画像 プレーヤーキャラが所持している武器によっては、ネゴシエーション中のモーションも変化する。とりわけ悪辣なのが、相手の横っ面を札束(しかもニセ札)でピタピタと叩くという技(?)。こんなやり方で仲間にしても、信頼関係が築けるのかどうかは甚だ疑問……

 なお、ネゴシエーションで仲間にしたメンバーは、ゲーム序盤で入手する「ブラックリスト」で確認することができ、電話をかけて呼び出すことができる。仲間は最大2人まで連れて歩けるが、キャラクターにもそれぞれ性格や個性があるようで、組み合わせによっては「なんで○○が一緒にいるんだよ」などと言い始め、内輪もめになることも。その際、どうやってその場を収めるかもプレーヤーの選択次第となる。

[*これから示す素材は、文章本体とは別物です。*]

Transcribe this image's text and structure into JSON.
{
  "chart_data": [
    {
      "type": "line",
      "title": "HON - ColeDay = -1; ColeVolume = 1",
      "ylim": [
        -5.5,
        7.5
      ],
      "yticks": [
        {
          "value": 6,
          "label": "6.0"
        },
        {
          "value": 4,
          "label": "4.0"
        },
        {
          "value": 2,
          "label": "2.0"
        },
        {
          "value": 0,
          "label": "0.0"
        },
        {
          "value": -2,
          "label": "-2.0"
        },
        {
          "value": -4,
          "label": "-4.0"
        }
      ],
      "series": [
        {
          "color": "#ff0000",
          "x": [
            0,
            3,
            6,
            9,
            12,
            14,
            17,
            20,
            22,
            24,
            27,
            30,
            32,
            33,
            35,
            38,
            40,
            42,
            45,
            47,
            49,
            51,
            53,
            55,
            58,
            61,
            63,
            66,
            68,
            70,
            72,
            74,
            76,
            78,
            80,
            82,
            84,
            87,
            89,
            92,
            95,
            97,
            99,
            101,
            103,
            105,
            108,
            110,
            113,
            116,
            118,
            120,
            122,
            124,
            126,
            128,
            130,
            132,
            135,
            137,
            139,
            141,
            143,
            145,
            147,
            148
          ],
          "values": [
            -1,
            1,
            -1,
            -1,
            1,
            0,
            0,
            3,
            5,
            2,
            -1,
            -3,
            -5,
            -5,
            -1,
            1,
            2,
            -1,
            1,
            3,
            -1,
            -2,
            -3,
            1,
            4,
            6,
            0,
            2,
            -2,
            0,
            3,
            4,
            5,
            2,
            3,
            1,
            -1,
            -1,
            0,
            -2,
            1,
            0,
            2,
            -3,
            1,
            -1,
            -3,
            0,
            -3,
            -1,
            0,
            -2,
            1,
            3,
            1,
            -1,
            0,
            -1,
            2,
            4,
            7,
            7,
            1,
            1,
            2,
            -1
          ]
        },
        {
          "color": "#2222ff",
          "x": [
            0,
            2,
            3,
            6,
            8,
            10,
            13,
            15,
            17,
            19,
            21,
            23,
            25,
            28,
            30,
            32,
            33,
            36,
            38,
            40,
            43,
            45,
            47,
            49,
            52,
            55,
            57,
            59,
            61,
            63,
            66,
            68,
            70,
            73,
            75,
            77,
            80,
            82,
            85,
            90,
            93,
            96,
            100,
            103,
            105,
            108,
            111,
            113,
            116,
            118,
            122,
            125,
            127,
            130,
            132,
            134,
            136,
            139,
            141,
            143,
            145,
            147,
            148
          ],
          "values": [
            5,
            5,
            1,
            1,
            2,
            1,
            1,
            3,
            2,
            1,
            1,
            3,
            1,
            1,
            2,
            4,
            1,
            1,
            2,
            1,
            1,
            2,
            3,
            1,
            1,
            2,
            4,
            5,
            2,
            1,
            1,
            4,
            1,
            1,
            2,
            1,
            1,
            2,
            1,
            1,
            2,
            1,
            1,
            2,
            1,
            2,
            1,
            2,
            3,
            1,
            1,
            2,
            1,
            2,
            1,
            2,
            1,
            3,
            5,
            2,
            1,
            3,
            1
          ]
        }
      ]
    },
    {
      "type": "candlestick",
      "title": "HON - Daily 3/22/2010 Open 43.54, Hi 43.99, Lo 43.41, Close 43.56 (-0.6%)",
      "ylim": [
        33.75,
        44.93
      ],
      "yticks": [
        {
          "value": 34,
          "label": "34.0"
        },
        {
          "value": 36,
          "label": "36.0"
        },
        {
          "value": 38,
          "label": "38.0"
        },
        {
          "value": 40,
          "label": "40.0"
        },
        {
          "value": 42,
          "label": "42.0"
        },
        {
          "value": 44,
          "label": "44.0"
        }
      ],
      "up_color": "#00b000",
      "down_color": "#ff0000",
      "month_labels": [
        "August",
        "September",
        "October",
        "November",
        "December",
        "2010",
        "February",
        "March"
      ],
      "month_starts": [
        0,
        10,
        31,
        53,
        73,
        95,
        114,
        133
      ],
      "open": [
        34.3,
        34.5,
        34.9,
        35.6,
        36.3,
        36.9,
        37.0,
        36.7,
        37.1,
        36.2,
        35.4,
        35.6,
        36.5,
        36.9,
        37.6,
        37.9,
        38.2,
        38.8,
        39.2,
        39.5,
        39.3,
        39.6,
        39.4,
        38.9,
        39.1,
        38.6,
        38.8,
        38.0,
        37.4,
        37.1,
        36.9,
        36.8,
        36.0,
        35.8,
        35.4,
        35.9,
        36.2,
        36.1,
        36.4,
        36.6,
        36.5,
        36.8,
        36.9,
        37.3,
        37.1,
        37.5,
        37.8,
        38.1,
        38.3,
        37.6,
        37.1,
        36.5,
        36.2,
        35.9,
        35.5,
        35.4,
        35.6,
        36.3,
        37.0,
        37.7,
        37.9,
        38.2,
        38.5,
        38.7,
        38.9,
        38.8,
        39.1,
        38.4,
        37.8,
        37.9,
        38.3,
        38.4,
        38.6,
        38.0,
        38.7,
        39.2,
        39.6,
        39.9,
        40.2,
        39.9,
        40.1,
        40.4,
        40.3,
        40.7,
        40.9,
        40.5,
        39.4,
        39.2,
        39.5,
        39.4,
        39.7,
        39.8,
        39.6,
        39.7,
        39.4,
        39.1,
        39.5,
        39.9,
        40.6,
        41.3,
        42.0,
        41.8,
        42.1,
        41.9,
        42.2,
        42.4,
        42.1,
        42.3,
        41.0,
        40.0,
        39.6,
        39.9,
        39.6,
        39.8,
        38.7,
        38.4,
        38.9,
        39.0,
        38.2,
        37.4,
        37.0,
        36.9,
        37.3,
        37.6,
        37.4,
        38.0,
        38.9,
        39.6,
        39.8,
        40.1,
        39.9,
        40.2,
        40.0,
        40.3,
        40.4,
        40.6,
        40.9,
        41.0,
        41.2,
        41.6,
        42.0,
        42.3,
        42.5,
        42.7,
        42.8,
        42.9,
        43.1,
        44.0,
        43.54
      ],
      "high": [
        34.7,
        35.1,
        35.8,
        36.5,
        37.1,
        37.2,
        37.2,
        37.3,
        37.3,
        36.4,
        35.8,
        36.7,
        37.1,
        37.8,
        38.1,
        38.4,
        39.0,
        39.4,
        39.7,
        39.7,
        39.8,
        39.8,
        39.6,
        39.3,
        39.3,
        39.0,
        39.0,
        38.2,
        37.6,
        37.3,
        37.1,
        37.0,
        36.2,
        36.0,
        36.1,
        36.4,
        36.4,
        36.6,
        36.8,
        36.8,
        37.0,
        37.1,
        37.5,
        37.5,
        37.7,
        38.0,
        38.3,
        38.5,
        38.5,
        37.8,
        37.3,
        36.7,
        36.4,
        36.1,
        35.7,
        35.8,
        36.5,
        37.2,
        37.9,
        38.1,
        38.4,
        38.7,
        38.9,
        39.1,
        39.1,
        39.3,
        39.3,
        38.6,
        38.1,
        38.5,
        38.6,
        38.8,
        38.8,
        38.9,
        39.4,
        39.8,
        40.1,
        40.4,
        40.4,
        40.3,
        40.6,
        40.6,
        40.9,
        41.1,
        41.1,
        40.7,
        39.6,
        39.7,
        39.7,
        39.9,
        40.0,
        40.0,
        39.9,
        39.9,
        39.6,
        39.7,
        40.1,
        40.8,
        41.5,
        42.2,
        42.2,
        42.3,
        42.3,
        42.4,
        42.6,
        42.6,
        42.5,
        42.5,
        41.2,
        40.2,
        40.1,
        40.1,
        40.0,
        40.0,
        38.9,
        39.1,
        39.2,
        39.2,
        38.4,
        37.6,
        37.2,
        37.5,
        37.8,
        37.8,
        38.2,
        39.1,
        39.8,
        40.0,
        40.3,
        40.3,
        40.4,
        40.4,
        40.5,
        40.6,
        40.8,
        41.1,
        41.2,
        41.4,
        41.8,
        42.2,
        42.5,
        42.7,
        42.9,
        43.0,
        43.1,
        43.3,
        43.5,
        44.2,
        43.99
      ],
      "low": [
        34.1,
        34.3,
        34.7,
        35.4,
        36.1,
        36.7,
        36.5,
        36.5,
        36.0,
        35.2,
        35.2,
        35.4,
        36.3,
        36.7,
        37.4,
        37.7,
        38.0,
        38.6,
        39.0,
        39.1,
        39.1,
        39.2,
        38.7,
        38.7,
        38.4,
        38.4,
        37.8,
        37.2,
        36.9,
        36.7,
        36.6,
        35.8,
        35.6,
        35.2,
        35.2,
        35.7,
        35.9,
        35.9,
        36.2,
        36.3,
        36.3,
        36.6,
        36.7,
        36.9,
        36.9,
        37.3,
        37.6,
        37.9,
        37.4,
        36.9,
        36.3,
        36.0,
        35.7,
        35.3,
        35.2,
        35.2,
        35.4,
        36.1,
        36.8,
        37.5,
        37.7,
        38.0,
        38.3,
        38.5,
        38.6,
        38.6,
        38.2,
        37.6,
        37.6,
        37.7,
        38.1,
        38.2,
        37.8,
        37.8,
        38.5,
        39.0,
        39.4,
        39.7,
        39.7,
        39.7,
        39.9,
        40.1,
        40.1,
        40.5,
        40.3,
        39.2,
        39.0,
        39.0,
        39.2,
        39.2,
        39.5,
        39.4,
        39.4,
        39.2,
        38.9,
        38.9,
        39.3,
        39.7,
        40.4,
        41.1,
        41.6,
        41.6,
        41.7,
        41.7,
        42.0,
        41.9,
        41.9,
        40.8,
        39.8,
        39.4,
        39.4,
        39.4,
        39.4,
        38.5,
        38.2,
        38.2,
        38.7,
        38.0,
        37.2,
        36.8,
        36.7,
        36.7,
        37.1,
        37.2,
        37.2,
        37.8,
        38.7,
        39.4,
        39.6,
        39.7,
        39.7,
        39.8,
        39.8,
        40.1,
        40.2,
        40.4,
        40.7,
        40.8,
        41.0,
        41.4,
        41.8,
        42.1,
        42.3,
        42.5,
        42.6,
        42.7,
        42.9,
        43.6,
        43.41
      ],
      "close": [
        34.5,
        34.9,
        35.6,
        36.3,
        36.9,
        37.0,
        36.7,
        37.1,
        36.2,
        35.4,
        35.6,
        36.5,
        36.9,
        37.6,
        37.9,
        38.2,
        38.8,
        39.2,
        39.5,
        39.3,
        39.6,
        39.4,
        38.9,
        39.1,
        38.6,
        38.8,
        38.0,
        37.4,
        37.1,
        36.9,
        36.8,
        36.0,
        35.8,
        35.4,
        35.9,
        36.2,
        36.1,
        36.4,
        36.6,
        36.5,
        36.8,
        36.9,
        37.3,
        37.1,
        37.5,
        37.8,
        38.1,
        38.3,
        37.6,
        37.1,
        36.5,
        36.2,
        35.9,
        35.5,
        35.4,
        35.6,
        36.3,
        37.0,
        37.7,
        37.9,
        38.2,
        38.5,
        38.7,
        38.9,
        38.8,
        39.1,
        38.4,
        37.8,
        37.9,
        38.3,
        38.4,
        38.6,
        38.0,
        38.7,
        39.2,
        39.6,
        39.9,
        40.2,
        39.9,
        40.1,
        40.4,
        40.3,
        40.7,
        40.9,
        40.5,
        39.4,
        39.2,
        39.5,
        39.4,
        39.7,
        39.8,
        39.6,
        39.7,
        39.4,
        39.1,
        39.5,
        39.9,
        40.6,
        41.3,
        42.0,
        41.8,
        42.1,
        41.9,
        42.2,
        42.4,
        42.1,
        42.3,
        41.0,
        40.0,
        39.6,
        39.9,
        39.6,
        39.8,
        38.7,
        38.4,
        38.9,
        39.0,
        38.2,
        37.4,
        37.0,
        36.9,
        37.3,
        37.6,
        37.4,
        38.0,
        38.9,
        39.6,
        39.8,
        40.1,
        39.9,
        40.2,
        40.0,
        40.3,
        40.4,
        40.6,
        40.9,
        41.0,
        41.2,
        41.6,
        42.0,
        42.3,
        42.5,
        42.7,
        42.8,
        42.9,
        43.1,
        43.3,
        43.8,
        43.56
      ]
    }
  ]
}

 また、VSバトル中のネゴシエーション時のみ、本作のタイトル名と同じ「ビートダウン」という項目が出てくる。これは、マニュアルの記述によれば「相手を完膚なきまでに叩きのめす」ということだが、その様があまりに残虐で、何とも言えない後味の悪さを感じてしまう。「ビートダウン」を行った相手は二度とゲーム中に登場しないことからも、どういう意味を持つのか想像が付く(クリア後、2周目プレイに入ると再び登場するが)。ストーリーの進行上も何ら必然性のないコマンドだけに、さすがにこれは“やり過ぎ”との感が否めない。